Even more sensational are reports out of the US, (esp. Washington and Colorado), of explosive growth in Cannabis sales for all uses, and the concomitant growth in tax revenues suddenly being heaped on state governments. The picture includes reports of scarcity, increases in numbers of growers, grow facilities and acreage, with retail prices and demand holding high and steady.
Meanwhile, in geopolitical and global economic news, the governments of the two Koreas (“technically still at war”) and the United States, continue looking, trying and failing to find ways to lower tensions created by the appearance of the Pyeongyang Nukes on the scene. It is a mix that, in a game of Monopoly equivalent, a player buys Baltic and Mediterranean Avenue on his first trip around the board, and instead of building houses and hotels, trots out a Doomsday Weapon, stops shaking dice and instead just shakes down the other players whether it’s his turn or not.
South Korea, a comparative marvel of economic, social and political organization, given the number and type of negatives it has to work with, has a robust economy (too much household credit, but, meh!), productive and fairly diverse agriculture, well-advanced medical and educational sectors, and a high, manageable degree of civil order. To call it a “powerhouse” in today’s world would not be too far off.

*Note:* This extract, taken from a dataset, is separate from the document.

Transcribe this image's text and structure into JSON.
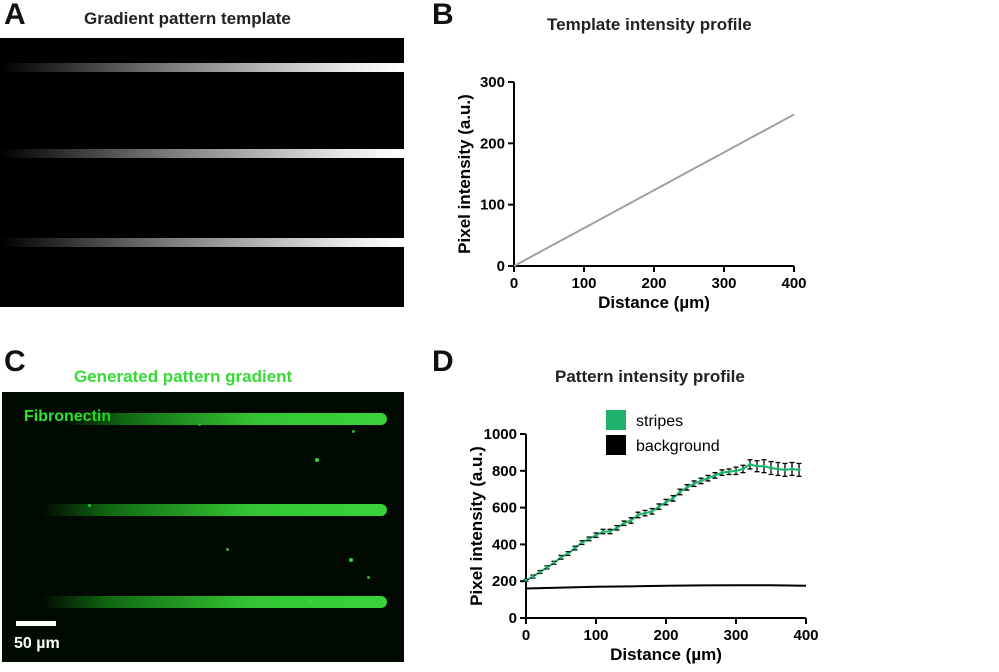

If it has a big negative, it is a tendency of government there, when the US farts (and when doesn’t it?) instead of moving upwind of the source, they suck it up and pretend it’s not so bad.
Out of such relations have come the South’s own draconian prohibition on marijuana, that a mid-level police official recently characterized in a personal communication as being necessary to prevent a situation where the people down tools and stop working. The oligarchs wouldn’t like it, in other words.
Back in the USA, meanwhile, the other 48 states where marijuana still lacks the full franchise prohibition’s end has brought the other two, move inexorably in the same direction, with the federal government somewhere back in the anti-science tea dust. One force driving the steady advance is the growing awareness in medical science that, in Cannabis resins are found an array of effective treatments, with minimal side effects, for an eye-widening range of painful and debilitating conditions, with few equals in the pharmacopeia.
My daydream, then, has formed thus: Seek to establish a rapprochement between the three nations with the specific actions to be undertaken by each. South Korea sends food and other goods to N. Korea, including what’s needed to establish a massive Cannabis-growing sector of its agriculture. The US (Colorado and Washington) send to N. Korea top -tier Cannabis experts, with clones of top strains for every known use, to help them launch a crash pot-growing effort. Build a fiber and oil processing facility to refine the non-drug biomass.
In exchange, the North exports its entire flower harvest to South Korea, to be systematically and methodically processed, and research begun into its effective properties, potency curve, medical applications, human testing for side-effects, all under strict control and the watchful eyes of the relevant ministry and the tobacco and ginseng corporation, with its deep experience in maintaining a lucrative agricultural monopoly.
Importers in the US would see retail prices fall there in the short term, while tax yield continued to grow steadily, based on increased sales. The benefits of such a program would appear immediately, forcing even the do-nothing US Congress to finally act to remove all legal constraints aside from regulations needed to protect the public from ever-present criminal abuses by unscrupulous actors. Almost overnight, a new, trillion dollar industry would be up and running, providing benefits well beyond the merely economic for the peoples involved.
Please, don’t wake me. Sure, it’s a pipe dream sans pipe. Once I do wake up, I hope someone will tell me what’s wrong with the idea, so I’ll have something to think about when I go back to sleep.